Les médias et les politiciens ont cette manie de psychologiser un rapport de domination en mettant l’accent sur la santé mentale du tireur, son enfance malheureuse ou encore sa relation difficile avec ses camarades d’école quand il était jeune. Comme si toute personne ayant eu une enfance difficile ou souffrant d’un trouble bipolaire était susceptible de commettre une tuerie dans un Walmart, une synagogue ou une mosquée. Cette méthode est bien efficace afin de contourner l’immense éléphant qui est dans la pièce : la suprématie blanche. Cette white supremacy sur laquelle se sont littéralement construits les États-Unis que l’on connaît aujourd’hui n’est pas le mal de l’heure, mais bien un mal qui perdure depuis 400 ans.

La maladie du « remplacement »

De nombreux groupes et groupuscules qui prônent sans subtilité la suprématie blanche ont toujours fait partie du paysage politique américain. Plusieurs d’entre eux souhaitent un retour en arrière, soit avant la signature du Civil Rights Act, du Voting Rights Act et de l’Immigration and Nationality Act dans les années 1960. Ces législations permettant aux minorités d’obtenir les mêmes droits que les Blancs auraient mis en place, selon certains groupes de haine, un « génocide blanc » soit, l’idée que les Américains blancs vont systématiquement être remplacés ou détruits. Cette conspiration tout aussi absurde qu’irréelle, existant également en dehors des États-Unis, se nomme « le grand remplacement ». Ce grand remplacement qui fut mentionné dans les revendications lors de l’attentat à Christchurch en Nouvelle-Zélande est également la thèse principale du manifeste laissé par l’individu qui a ouvert le feu à El Paso afin de stopper une prétendue évasion hispanique au Texas. Pourtant, aucun lexique médical ne fait mention de la maladie du « grand remplacement » malgré le fait que ce mal touche beaucoup plus de gens que l’on pourrait croire et qu’il semble être contagieux, touchant seulement les Blancs et principalement les hommes.

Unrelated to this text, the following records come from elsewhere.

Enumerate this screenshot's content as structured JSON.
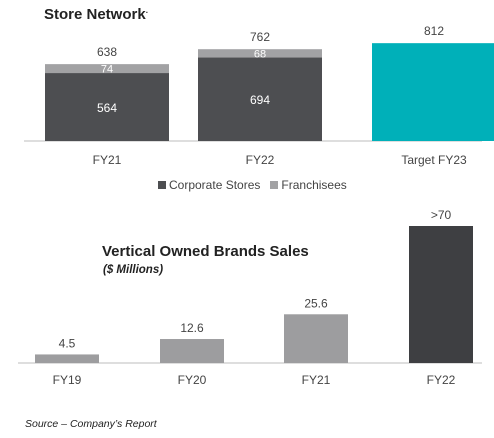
{
  "chart_data": [
    {
      "type": "bar",
      "title": "Store Network",
      "categories": [
        "FY21",
        "FY22",
        "Target FY23"
      ],
      "series": [
        {
          "name": "Corporate Stores",
          "values": [
            564,
            694,
            null
          ]
        },
        {
          "name": "Franchisees",
          "values": [
            74,
            68,
            null
          ]
        },
        {
          "name": "",
          "values": [
            null,
            null,
            812
          ]
        }
      ],
      "totals": [
        "638",
        "762",
        "812"
      ],
      "stacked": true,
      "ylim": [
        0,
        830
      ],
      "legend_position": "bottom",
      "grid": false,
      "colors": {
        "corporate": "#4d4e51",
        "franchisees": "#a2a2a4",
        "target": "#00b0b9"
      }
    },
    {
      "type": "bar",
      "title": "Vertical Owned Brands Sales",
      "subtitle": "($ Millions)",
      "categories": [
        "FY19",
        "FY20",
        "FY21",
        "FY22"
      ],
      "values": [
        4.5,
        12.6,
        25.6,
        72
      ],
      "value_labels": [
        "4.5",
        "12.6",
        "25.6",
        ">70"
      ],
      "ylim": [
        0,
        72
      ],
      "grid": false,
      "colors": {
        "history": "#9d9d9f",
        "latest": "#3e3f42"
      }
    }
  ],
  "source": "Source – Company’s Report"
}
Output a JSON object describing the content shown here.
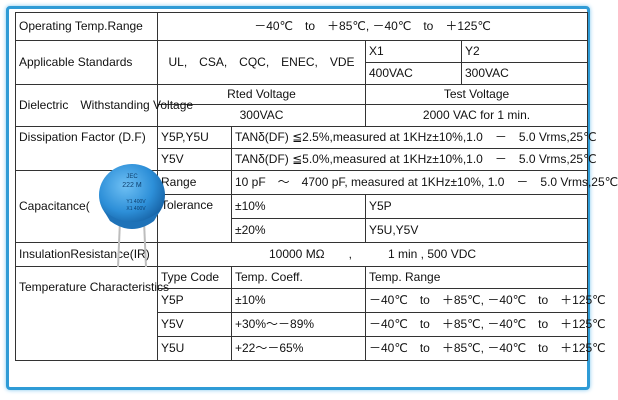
{
  "rows": {
    "operating_temp": {
      "label": "Operating Temp.Range",
      "value": "－40℃　to　＋85℃, －40℃　to　＋125℃"
    },
    "standards": {
      "label": "Applicable Standards",
      "list": "UL,　CSA,　CQC,　ENEC,　VDE",
      "x1": "X1",
      "y2": "Y2",
      "x1_voltage": "400VAC",
      "y2_voltage": "300VAC"
    },
    "dielectric": {
      "label": "Dielectric　Withstanding Voltage",
      "rated_header": "Rted Voltage",
      "test_header": "Test Voltage",
      "rated_value": "300VAC",
      "test_value": "2000 VAC for 1 min."
    },
    "dissipation": {
      "label": "Dissipation Factor (D.F)",
      "y5p_y5u": "Y5P,Y5U",
      "y5p_y5u_value": "TANδ(DF) ≦2.5%,measured at 1KHz±10%,1.0　－　5.0 Vrms,25℃",
      "y5v": "Y5V",
      "y5v_value": "TANδ(DF) ≦5.0%,measured at 1KHz±10%,1.0　－　5.0 Vrms,25℃"
    },
    "capacitance": {
      "label": "Capacitance(",
      "range_label": "Range",
      "range_value": "10 pF　～　4700 pF, measured at 1KHz±10%, 1.0　－　5.0 Vrms,25℃",
      "tolerance_label": "Tolerance",
      "tol1": "±10%",
      "tol1_type": "Y5P",
      "tol2": "±20%",
      "tol2_type": "Y5U,Y5V"
    },
    "insulation": {
      "label": "InsulationResistance(IR)",
      "value": "10000 MΩ　　,　　　1 min , 500 VDC"
    },
    "temperature": {
      "label": "Temperature Characteristics",
      "type_header": "Type Code",
      "coeff_header": "Temp. Coeff.",
      "range_header": "Temp. Range",
      "rows": [
        {
          "code": "Y5P",
          "coeff": "±10%",
          "range": "－40℃　to　＋85℃, －40℃　to　＋125℃"
        },
        {
          "code": "Y5V",
          "coeff": "+30%～－89%",
          "range": "－40℃　to　＋85℃, －40℃　to　＋125℃"
        },
        {
          "code": "Y5U",
          "coeff": "+22～－65%",
          "range": "－40℃　to　＋85℃, －40℃　to　＋125℃"
        }
      ]
    }
  },
  "capacitor_image": {
    "marking_lines": [
      "JEC",
      "222 M",
      "Y1 400V",
      "X1 400V"
    ],
    "body_color": "#2d8fd8",
    "lead_color": "#c0c0c0"
  }
}
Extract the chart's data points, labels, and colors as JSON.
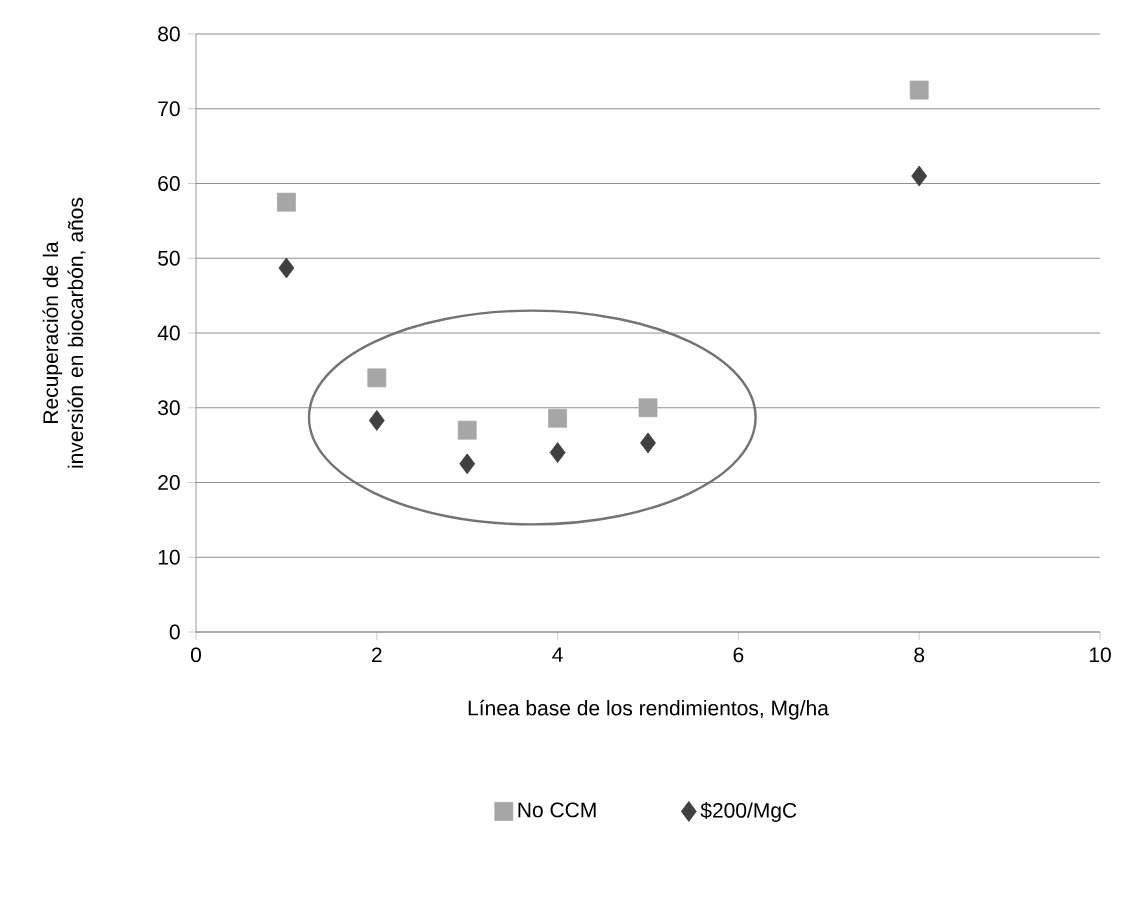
{
  "chart_data": {
    "type": "scatter",
    "xlabel": "Línea base de los rendimientos, Mg/ha",
    "ylabel": "Recuperación de la inversión en biocarbón, años",
    "x": [
      1,
      2,
      3,
      4,
      5,
      8
    ],
    "series": [
      {
        "name": "No CCM",
        "color": "#a6a6a6",
        "marker": "square",
        "values": [
          57.5,
          34,
          27,
          28.6,
          30,
          72.5
        ]
      },
      {
        "name": "$200/MgC",
        "color": "#404040",
        "marker": "diamond",
        "values": [
          48.7,
          28.3,
          22.5,
          24,
          25.3,
          61
        ]
      }
    ],
    "xlim": [
      0,
      10
    ],
    "xticks": [
      0,
      2,
      4,
      6,
      8,
      10
    ],
    "ylim": [
      0,
      80
    ],
    "yticks": [
      0,
      10,
      20,
      30,
      40,
      50,
      60,
      70,
      80
    ],
    "grid": "y",
    "legend": "bottom"
  }
}
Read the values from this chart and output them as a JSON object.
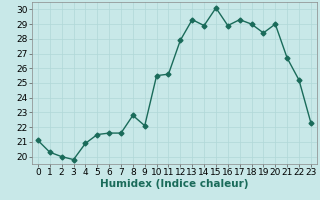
{
  "x": [
    0,
    1,
    2,
    3,
    4,
    5,
    6,
    7,
    8,
    9,
    10,
    11,
    12,
    13,
    14,
    15,
    16,
    17,
    18,
    19,
    20,
    21,
    22,
    23
  ],
  "y": [
    21.1,
    20.3,
    20.0,
    19.8,
    20.9,
    21.5,
    21.6,
    21.6,
    22.8,
    22.1,
    25.5,
    25.6,
    27.9,
    29.3,
    28.9,
    30.1,
    28.9,
    29.3,
    29.0,
    28.4,
    29.0,
    26.7,
    25.2,
    22.3
  ],
  "line_color": "#1a6b5a",
  "marker": "D",
  "markersize": 2.5,
  "linewidth": 1.0,
  "bg_color": "#c8e8e8",
  "grid_color": "#b0d8d8",
  "xlabel": "Humidex (Indice chaleur)",
  "xlim": [
    -0.5,
    23.5
  ],
  "ylim": [
    19.5,
    30.5
  ],
  "yticks": [
    20,
    21,
    22,
    23,
    24,
    25,
    26,
    27,
    28,
    29,
    30
  ],
  "xticks": [
    0,
    1,
    2,
    3,
    4,
    5,
    6,
    7,
    8,
    9,
    10,
    11,
    12,
    13,
    14,
    15,
    16,
    17,
    18,
    19,
    20,
    21,
    22,
    23
  ],
  "xlabel_fontsize": 7.5,
  "tick_fontsize": 6.5
}
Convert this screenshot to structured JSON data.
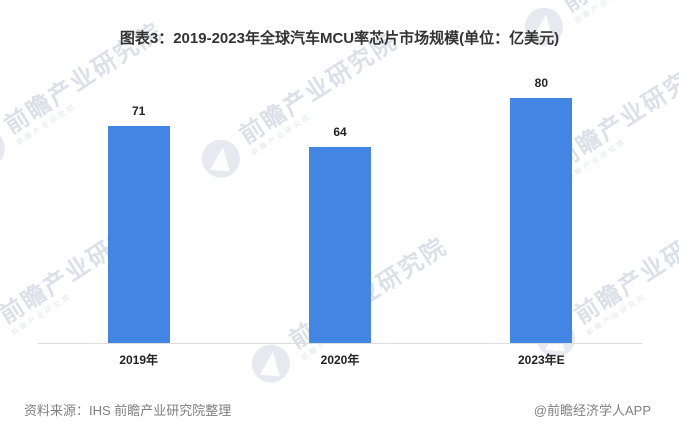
{
  "chart": {
    "title": "图表3：2019-2023年全球汽车MCU率芯片市场规模(单位：亿美元)"
  },
  "chart_data": {
    "type": "bar",
    "categories": [
      "2019年",
      "2020年",
      "2023年E"
    ],
    "values": [
      71,
      64,
      80
    ],
    "title": "图表3：2019-2023年全球汽车MCU率芯片市场规模(单位：亿美元)",
    "xlabel": "",
    "ylabel": "",
    "unit": "亿美元",
    "ylim": [
      0,
      95
    ],
    "grid": false,
    "legend": false,
    "data_labels": true,
    "bar_color": "#4285E2"
  },
  "footer": {
    "source": "资料来源：IHS 前瞻产业研究院整理",
    "credit": "@前瞻经济学人APP"
  },
  "watermark": {
    "text": "前瞻产业研究院",
    "logo": "qianzhan-logo-icon"
  },
  "colors": {
    "bar": "#4285E2",
    "title_text": "#333333",
    "axis_line": "#DDDDDD",
    "footer_text": "#808080",
    "watermark": "#BAC4D4"
  }
}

La raison est simple : ce mal ne se soigne pas avec un traitement basé sur l’individu ayant commis le geste, comme le propose le président actuel avec son intention de simplifier et d’accélérer le processus de la peine de mort pour le tireur. Réduire la faute de ce genre de drame à un seul individu est une excellente façon d’éviter la question raciale qui empoisonne la vie de millions de personnes vivant aux États-Unis (et ailleurs).

Le professeur David Morin, spécialiste en radicalisation et en extrémisme violent, nous rappelle que la venue d’un président noir en 2008 a certes ranimé un nationalisme blanc voyant une menace à la race blanche. Le président actuel n’a donc pas fait réapparaître comme par enchantement le racisme depuis son arrivée en politique. Néanmoins, ses innombrables commentaires haineux envers les réfugiés, les immigrants, des représentantes du congrès, des quartiers noirs ou l’absence de condamnation des gestes violents perpétrés par des groupes de suprémacistes blancs viennent conforter la peur et la paranoïa d’une partie de la population profondément raciste et légitimer leurs gestes et paroles.

Racisme systémique

Au-delà d’un président que l’on accuse d’alimenter la haine, on retrouve chez nos voisins du sud un racisme systémique bien ancré dans les structures et les institutions politiques. Dans son livre Dying of whiteness, Jonathan M. Metzl, professeur en sociologie et psychiatrie, nous ouvre la porte d’un pays maladivement raciste, alimenté par des rhétoriques qui datent de la naissance du KKK au lendemain de la guerre de Sécession. Plusieurs cas présentés dans le livre nous démontrent à quel point le racisme est ancré dans l’ADN de la société américaine et que ce racisme est encouragé par le gouvernement actuel à des fins politiques.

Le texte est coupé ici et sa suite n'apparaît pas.